М-да, если погода испортится — на базар не побегаешь. Значит, надо накупить впрок чего-то, что хорошо хранится. Например, копчёный окорок и копчёную же рыбу, сухую колбасу, кусок твёрдого сыра, тонких пресных лепёшек, помидоров… Пока шла по улице, список рос и рос. Кстати, Холт прав: задул холодный ветер с моря, облепляя юбкой ноги и перекашивая мою соломенную шляпу. Похоже, погода меняется. Действительно пришла осень.
Я выбрала себе огромную серую тёплую шаль, суконный бежевый капор с парой крашенных под фазана куриных пёрышек, перчатки. Ещё одну шаль — мягкую, белоснежную, из козьего пуха, втрое дороже моей, — взяла, чтобы укрывать Соль. А вдобавок — две пары пинеток и вязаный чепчик. Фланелевый я и сама сшить сумею.
Продуктами нагрузилась так, что у корзин ручки трещали, — торговцы тоже обеспокоенно поглядывали на небо и охотно скидывали цену на провиант.
— Тётенька, давайте помогу поднести? — рядом подпрыгивал, заглядывая мне в лицо, чумазый мальчишка лет десяти в безразмерных портках и грязной серой шляпе немыслимого фасона.
Подумала.
— Идти недалеко, до улицы Колокольчиков. Плата — медяк и крендель с маком. Согласен?
— Два медяка!
— Я сама — служанка. И транжирить хозяйское не могу. Один, или несу без твоей помощи.
— Ла-адно…
В общем, сделка для обеих сторон была неплохой. А повела я себя так, как была должна. Бессмысленно наряжаться в старье, а потом начинать сорить деньгами. Надеюсь, пацан не утащит мой окорок.

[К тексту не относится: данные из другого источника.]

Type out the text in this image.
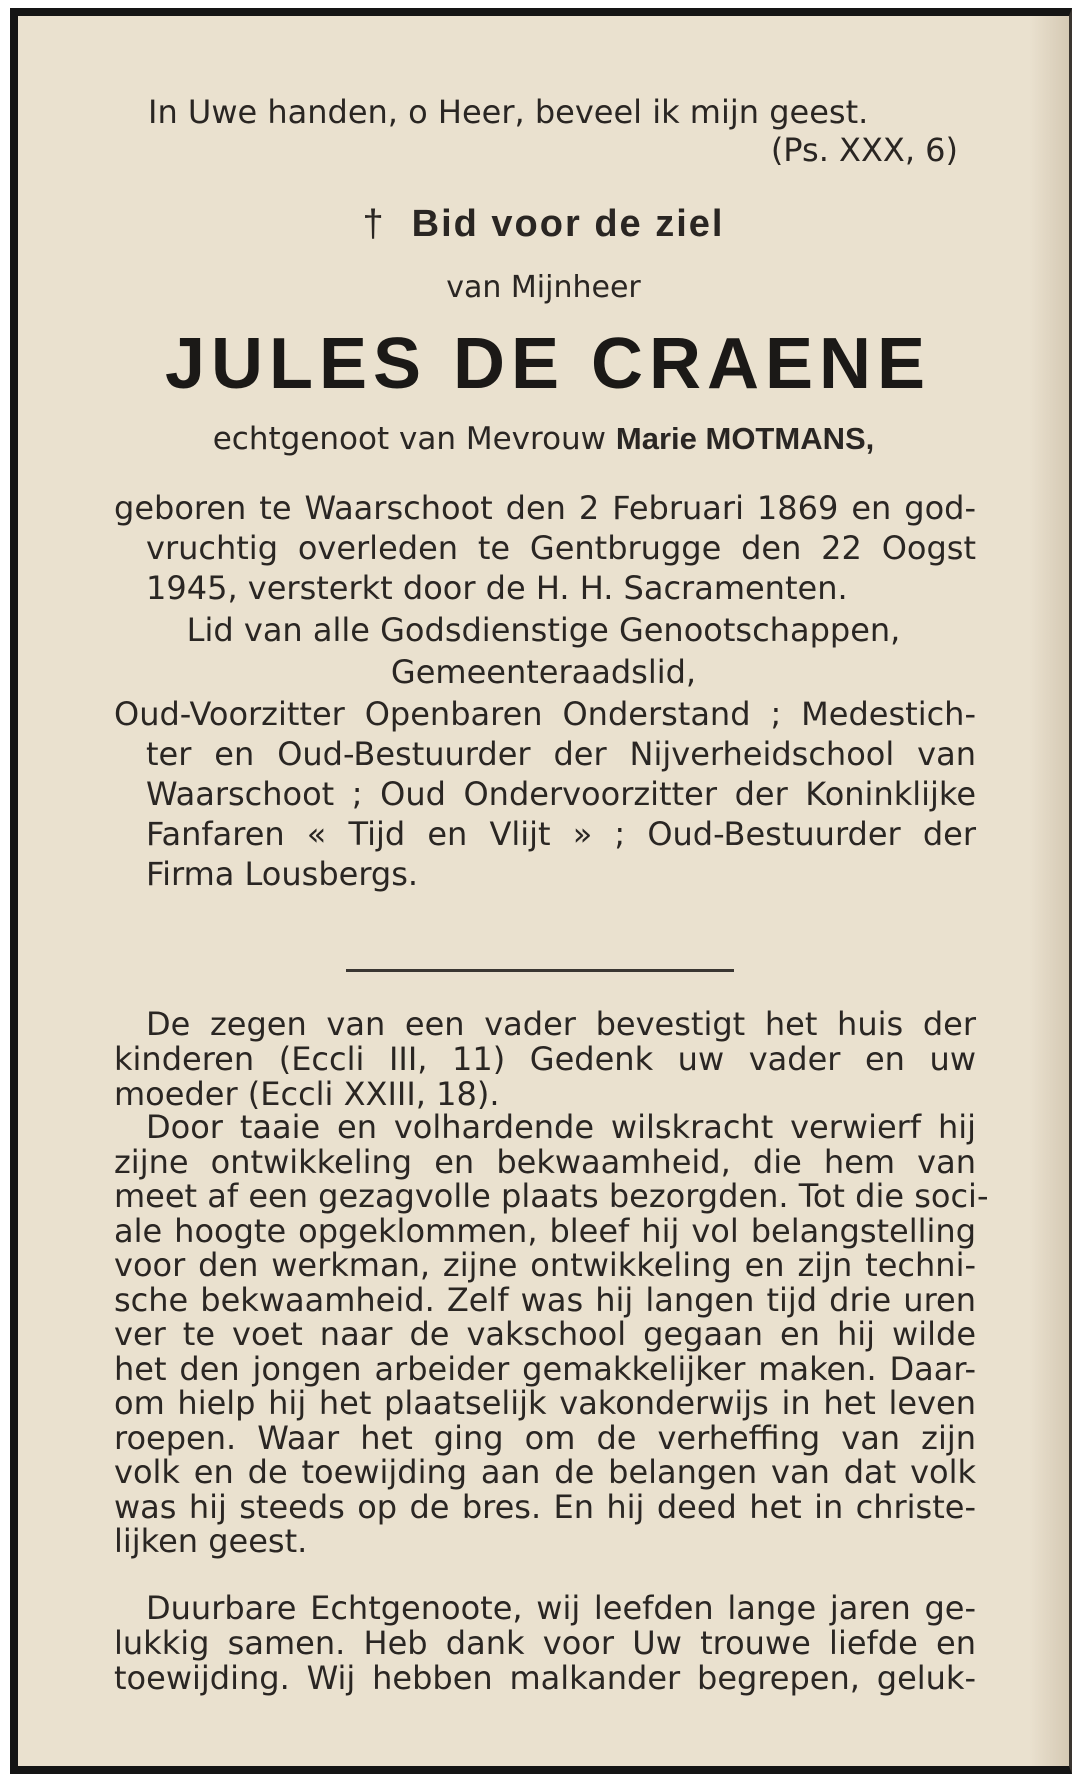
In Uwe handen, o Heer, beveel ik mijn geest.
(Ps. XXX, 6)
† Bid voor de ziel
van Mijnheer
JULES DE CRAENE
echtgenoot van Mevrouw Marie MOTMANS,
geboren te Waarschoot den 2 Februari 1869 en god-
vruchtig overleden te Gentbrugge den 22 Oogst
1945, versterkt door de H. H. Sacramenten.
Lid van alle Godsdienstige Genootschappen,
Gemeenteraadslid,
Oud-Voorzitter Openbaren Onderstand ; Medestich-
ter en Oud-Bestuurder der Nijverheidschool van
Waarschoot ; Oud Ondervoorzitter der Koninklijke
Fanfaren « Tijd en Vlijt » ; Oud-Bestuurder der
Firma Lousbergs.
De zegen van een vader bevestigt het huis der
kinderen (Eccli III, 11) Gedenk uw vader en uw
moeder (Eccli XXIII, 18).
Door taaie en volhardende wilskracht verwierf hij
zijne ontwikkeling en bekwaamheid, die hem van
meet af een gezagvolle plaats bezorgden. Tot die soci-
ale hoogte opgeklommen, bleef hij vol belangstelling
voor den werkman, zijne ontwikkeling en zijn techni-
sche bekwaamheid. Zelf was hij langen tijd drie uren
ver te voet naar de vakschool gegaan en hij wilde
het den jongen arbeider gemakkelijker maken. Daar-
om hielp hij het plaatselijk vakonderwijs in het leven
roepen. Waar het ging om de verheffing van zijn
volk en de toewijding aan de belangen van dat volk
was hij steeds op de bres. En hij deed het in christe-
lijken geest.
Duurbare Echtgenoote, wij leefden lange jaren ge-
lukkig samen. Heb dank voor Uw trouwe liefde en
toewijding. Wij hebben malkander begrepen, geluk-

В результате домой я вернулась раньше, успев до дождя. А медяков я всё же дала два — потому что по пути у кряхтящего носильщика порывом ветра скособочило шляпу, оттуда вывалилась прядь длинных волос, и стало понятно, что это — девочка. Которой, судя по радости при виде лишней монетки, приходилось в жизни куда труднее, чем мне самой.